Thunderbolt 5、そもそも何がすごいのか
改めて仕様を整理すると、Thunderbolt 5の最大の特徴は転送速度です。前規格のThunderbolt 4が40Gbpsだったのに対し、Thunderbolt 5は標準で80Gbps、帯域ブースト機能を使えば最大120Gbpsまで引き上げられます。あわせてPCIeのスループットも倍増し、eGPU(外付けGPU)接続時の性能ロスが軽減される点も見逃せません。
| 項目 | Thunderbolt 4 | Thunderbolt 5 |
|---|---|---|
| 転送速度 | 40Gbps | 80Gbps(ブースト時120Gbps) |
| 給電能力 | 最大100W前後 | 最大240W(PC側の対応が必要) |
| ディスプレイ出力 | 4K複数台程度 | 8Kや540Hz高リフレッシュレートにも対応 |
動画編集用の外付けストレージや、複数のモニターを使うマルチディスプレイ環境では、この帯域の広さが如実に効いてきます。大容量データを扱う人にとっては、外付けSSDとの組み合わせでこそ真価を発揮する規格と言えるでしょう。
正直、対応PCはまだ多くありません
ここまで聞くと魅力的に思えるThunderbolt 5ですが、対応PCが現状まだ限られている点には注意が必要です。ネイティブ対応が本格化したのはIntelのCore Ultra(Arrow Lake世代)以降で、一部のクリエイター向けハイエンド機やゲーミングPCが中心となっています。一般的なビジネス向け薄型PCの多くは、まだThunderbolt 4が主流です。
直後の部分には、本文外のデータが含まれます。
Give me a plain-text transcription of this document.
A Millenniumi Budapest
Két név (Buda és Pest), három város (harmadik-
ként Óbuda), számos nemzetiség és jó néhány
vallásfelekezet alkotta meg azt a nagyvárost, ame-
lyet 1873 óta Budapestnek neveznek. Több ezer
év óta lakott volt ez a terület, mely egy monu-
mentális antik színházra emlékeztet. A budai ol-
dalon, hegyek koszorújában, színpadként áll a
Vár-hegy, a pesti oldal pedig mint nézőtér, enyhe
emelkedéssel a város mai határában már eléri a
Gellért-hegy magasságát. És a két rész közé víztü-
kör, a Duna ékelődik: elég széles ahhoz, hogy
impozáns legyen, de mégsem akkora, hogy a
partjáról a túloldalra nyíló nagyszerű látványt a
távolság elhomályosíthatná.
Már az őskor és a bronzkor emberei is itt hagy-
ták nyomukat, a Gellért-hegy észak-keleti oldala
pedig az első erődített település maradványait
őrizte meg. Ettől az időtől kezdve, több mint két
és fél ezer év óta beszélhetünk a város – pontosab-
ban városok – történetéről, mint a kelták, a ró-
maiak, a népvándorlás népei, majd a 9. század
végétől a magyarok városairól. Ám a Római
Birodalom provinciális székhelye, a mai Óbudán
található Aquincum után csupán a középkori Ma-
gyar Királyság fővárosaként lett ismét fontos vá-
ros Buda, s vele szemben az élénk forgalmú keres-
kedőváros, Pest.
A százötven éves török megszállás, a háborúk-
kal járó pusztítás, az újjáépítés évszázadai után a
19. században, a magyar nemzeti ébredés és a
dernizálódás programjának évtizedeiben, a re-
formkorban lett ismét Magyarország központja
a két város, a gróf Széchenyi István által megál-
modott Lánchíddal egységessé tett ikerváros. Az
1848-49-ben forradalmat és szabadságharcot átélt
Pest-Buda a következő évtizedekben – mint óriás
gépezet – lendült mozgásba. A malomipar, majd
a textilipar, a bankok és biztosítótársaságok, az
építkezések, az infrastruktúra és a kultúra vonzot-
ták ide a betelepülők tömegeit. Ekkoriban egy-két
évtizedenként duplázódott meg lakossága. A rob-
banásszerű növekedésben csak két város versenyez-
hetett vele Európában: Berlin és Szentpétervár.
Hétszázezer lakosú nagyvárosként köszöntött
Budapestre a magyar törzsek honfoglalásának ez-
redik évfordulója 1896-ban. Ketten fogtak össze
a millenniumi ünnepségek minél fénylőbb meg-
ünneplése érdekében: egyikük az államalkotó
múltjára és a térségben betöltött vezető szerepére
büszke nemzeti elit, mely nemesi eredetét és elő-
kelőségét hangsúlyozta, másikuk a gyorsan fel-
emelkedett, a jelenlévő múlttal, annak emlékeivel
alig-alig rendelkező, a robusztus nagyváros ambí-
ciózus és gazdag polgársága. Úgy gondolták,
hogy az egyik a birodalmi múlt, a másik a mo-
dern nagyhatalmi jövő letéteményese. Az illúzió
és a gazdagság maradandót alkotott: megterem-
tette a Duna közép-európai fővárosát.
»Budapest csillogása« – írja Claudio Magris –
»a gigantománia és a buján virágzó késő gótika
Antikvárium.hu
AMDプラットフォームについても、ネイティブサポートは2026年後半が予定されており、それまでは一部マザーボードでサードパーティ製コントローラーによる対応にとどまります。この情報は執筆時点のものであり、対応状況は今後変化する可能性があるため、購入前に最新の製品仕様を確認してください。
導入前のチェックリスト
- ✅ケーブルのパッケージに「80Gbps」表記とIntel認証マークがあるか
- ⚠️ケーブル長は信号劣化を避けるため短め(1m程度)が主流
- ⚠️Thunderbolt 4対応製品より1.5〜2倍ほど価格が高くなりやすい
- 👍普段使いなら現行のThunderbolt 4/USB4でも十分なケースが多い
結局、今買うべき人・待つべき人
8K映像制作やeGPUの本格活用、複数の高解像度モニターを常時つなぐような用途であれば、Thunderbolt 5は帯域不足のストレスを解消してくれる価値ある投資です。開発環境でも、大きなソースコードやDockerイメージを扱う人にとって、Thunderbolt 5対応のノートPCと外部モニターの組み合わせは、作業効率の底上げにつながります。
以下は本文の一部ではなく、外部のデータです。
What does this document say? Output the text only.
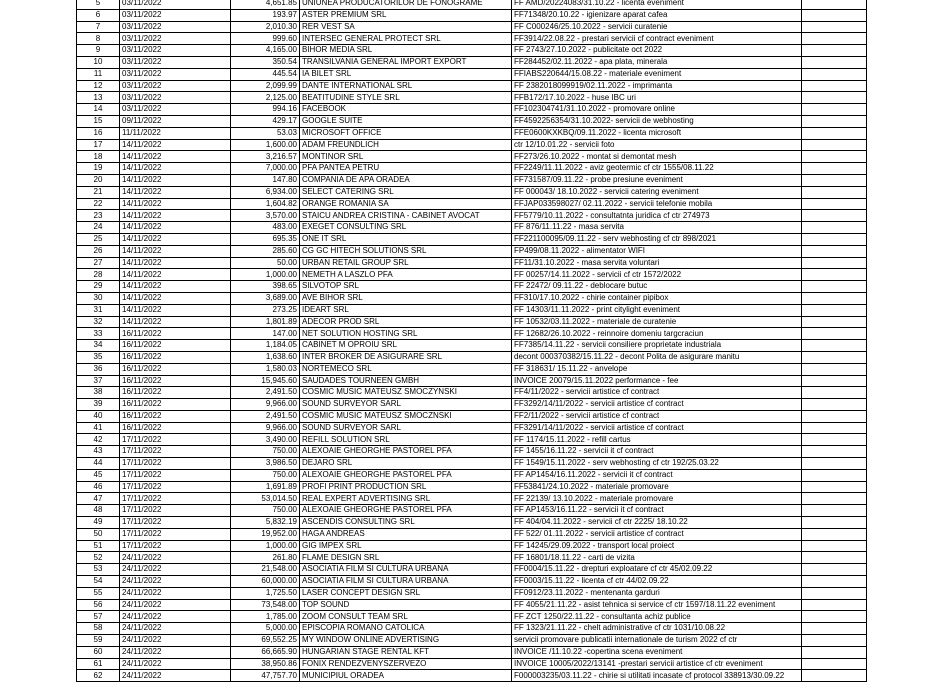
5	03/11/2022	4,651.85	UNIUNEA PRODUCATORILOR DE FONOGRAME	FF AMD/20224083/31.10.22 - licenta eveniment	
6	03/11/2022	193.97	ASTER PREMIUM SRL	FF71348/20.10.22 - igienizare aparat cafea	
7	03/11/2022	2,010.30	RER VEST SA	FF C000246/25.10.2022 - servicii curatenie	
8	03/11/2022	999.60	INTERSEC GENERAL PROTECT SRL	FF3914/22.08.22 - prestari servicii cf contract eveniment	
9	03/11/2022	4,165.00	BIHOR MEDIA SRL	FF 2743/27.10.2022 - publicitate oct 2022	
10	03/11/2022	350.54	TRANSILVANIA GENERAL IMPORT EXPORT	FF284452/02.11.2022 - apa plata, minerala	
11	03/11/2022	445.54	IA BILET SRL	FFIABS220644/15.08.22 - materiale eveniment	
12	03/11/2022	2,099.99	DANTE INTERNATIONAL SRL	FF 2382018099919/02.11.2022 - imprimanta	
13	03/11/2022	2,125.00	BEATITUDINE STYLE SRL	FFB172/17.10.2022 - huse IBC uri	
14	03/11/2022	994.16	FACEBOOK	FF102304741/31.10.2022 - promovare online	
15	09/11/2022	429.17	GOOGLE SUITE	FF4592256354/31.10.2022- servicii de webhosting	
16	11/11/2022	53.03	MICROSOFT OFFICE	FFE0600KXKBQ/09.11.2022 - licenta microsoft	
17	14/11/2022	1,600.00	ADAM FREUNDLICH	ctr 12/10.01.22 - servicii foto	
18	14/11/2022	3,216.57	MONTINOR SRL	FF273/26.10.2022 - montat si demontat mesh	
19	14/11/2022	7,000.00	PFA PANTEA PETRU	FF2249/11.11.2022 - aviz geotermic cf ctr 1555/08.11.22	
20	14/11/2022	147.80	COMPANIA DE APA ORADEA	FF731587/09.11.22 - probe presiune eveniment	
21	14/11/2022	6,934.00	SELECT CATERING SRL	FF 000043/ 18.10.2022 - servicii catering eveniment	
22	14/11/2022	1,604.82	ORANGE ROMANIA SA	FFJAP033598027/ 02.11.2022 - servicii telefonie mobila	
23	14/11/2022	3,570.00	STAICU ANDREA CRISTINA - CABINET AVOCAT	FF5779/10.11.2022 - consultatnta juridica cf ctr 274973	
24	14/11/2022	483.00	EXEGET CONSULTING SRL	FF 876/11.11.22 - masa servita	
25	14/11/2022	695.35	ONE IT SRL	FF221100095/09.11.22 - serv webhosting cf ctr 898/2021	
26	14/11/2022	285.60	CG GC HITECH SOLUTIONS SRL	FP499/08.11.2022 - alimentator WIFI	
27	14/11/2022	50.00	URBAN RETAIL GROUP SRL	FF11/31.10.2022 - masa servita voluntari	
28	14/11/2022	1,000.00	NEMETH A LASZLO PFA	FF 00257/14.11.2022 - servicii cf ctr 1572/2022	
29	14/11/2022	398.65	SILVOTOP SRL	FF 22472/ 09.11.22 - deblocare butuc	
30	14/11/2022	3,689.00	AVE BIHOR SRL	FF310/17.10.2022 - chirie container pipibox	
31	14/11/2022	273.25	IDEART SRL	FF 14303/11.11.2022 - print citylight eveniment	
32	14/11/2022	1,801.89	ADECOR PROD SRL	FF 10532/03.11.2022 - materiale de curatenie	
33	16/11/2022	147.00	NET SOLUTION HOSTING SRL	FF 12682/26.10.2022 - reinnoire domeniu targcraciun	
34	16/11/2022	1,184.05	CABINET M OPROIU SRL	FF7385/14.11.22 - servicii consiliere proprietate industriala	
35	16/11/2022	1,638.60	INTER BROKER DE ASIGURARE SRL	decont 000370382/15.11.22 - decont Polita de asigurare manitu	
36	16/11/2022	1,580.03	NORTEMECO SRL	FF 318631/ 15.11.22 - anvelope	
37	16/11/2022	15,945.60	SAUDADES TOURNEEN GMBH	INVOICE 20079/15.11.2022 performance - fee	
38	16/11/2022	2,491.50	COSMIC MUSIC MATEUSZ SMOCZYNSKI	FF4/11/2022 - servicii artistice cf contract	
39	16/11/2022	9,966.00	SOUND SURVEYOR SARL	FF3292/14/11/2022 - servicii artistice cf contract	
40	16/11/2022	2,491.50	COSMIC MUSIC MATEUSZ SMOCZNSKI	FF2/11/2022 - servicii artistice cf contract	
41	16/11/2022	9,966.00	SOUND SURVEYOR SARL	FF3291/14/11/2022 - servicii artistice cf contract	
42	17/11/2022	3,490.00	REFILL SOLUTION SRL	FF 1174/15.11.2022 - refill cartus	
43	17/11/2022	750.00	ALEXOAIE GHEORGHE PASTOREL PFA	FF 1455/16.11.22 - servicii it cf contract	
44	17/11/2022	3,986.50	DEJARO SRL	FF 1549/15.11.2022 - serv webhosting cf ctr 192/25.03.22	
45	17/11/2022	750.00	ALEXOAIE GHEORGHE PASTOREL PFA	FF AP1454/16.11.2022 - servicii it cf contract	
46	17/11/2022	1,691.89	PROFI PRINT PRODUCTION SRL	FF53841/24.10.2022 - materiale promovare	
47	17/11/2022	53,014.50	REAL EXPERT ADVERTISING SRL	FF 22139/ 13.10.2022 - materiale promovare	
48	17/11/2022	750.00	ALEXOAIE GHEORGHE PASTOREL PFA	FF AP1453/16.11.22 - servicii it cf contract	
49	17/11/2022	5,832.19	ASCENDIS CONSULTING SRL	FF 404/04.11.2022 - servicii cf ctr 2225/ 18.10.22	
50	17/11/2022	19,952.00	HAGA ANDREAS	FF 522/ 01.11.2022 - servicii artistice cf contract	
51	17/11/2022	1,000.00	GIG IMPEX SRL	FF 14245/29.09.2022 - transport local proiect	
52	24/11/2022	261.80	FLAME DESIGN SRL	FF 16801/18.11.22 - carti de vizita	
53	24/11/2022	21,548.00	ASOCIATIA FILM SI CULTURA URBANA	FF0004/15.11.22 - drepturi exploatare cf ctr 45/02.09.22	
54	24/11/2022	60,000.00	ASOCIATIA FILM SI CULTURA URBANA	FF0003/15.11.22 - licenta cf ctr 44/02.09.22	
55	24/11/2022	1,725.50	LASER CONCEPT DESIGN SRL	FF0912/23.11.2022 - mentenanta garduri	
56	24/11/2022	73,548.00	TOP SOUND	FF 4055/21.11.22 - asist tehnica si service cf ctr 1597/18.11.22 eveniment	
57	24/11/2022	1,785.00	ZOOM CONSULT TEAM SRL	FF ZCT 1250/22.11.22 - consultanta achiz publice	
58	24/11/2022	5,000.00	EPISCOPIA ROMANO CATOLICA	FF 1323/21.11.22 - chelt administrative cf ctr 1031/10.08.22	
59	24/11/2022	69,552.25	MY WINDOW ONLINE ADVERTISING	servicii promovare publicatii internationale de turism 2022 cf ctr	
60	24/11/2022	66,665.90	HUNGARIAN STAGE RENTAL KFT	INVOICE /11.10.22 -copertina scena eveniment	
61	24/11/2022	38,950.86	FONIX RENDEZVENYSZERVEZO	INVOICE 10005/2022/13141 -prestari servicii artistice cf ctr eveniment	
62	24/11/2022	47,757.70	MUNICIPIUL ORADEA	F000003235/03.11.22 - chirie si utilitati incasate cf protocol 338913/30.09.22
一方、Excelやブラウジング、通常のオフィス業務が中心であれば、現時点ではオーバースペックになりがちです。無理に飛びつかず、自分の用途に必要な帯域を見極めてから選ぶのが賢明でしょう。
「規格の数字が大きいから」という理由だけで飛びつくのではなく、今の自分のワークフローに本当に必要かどうかを一度立ち止まって考えてみてください。それだけで、無駄な出費もケーブル選びの失敗も防げるはずです。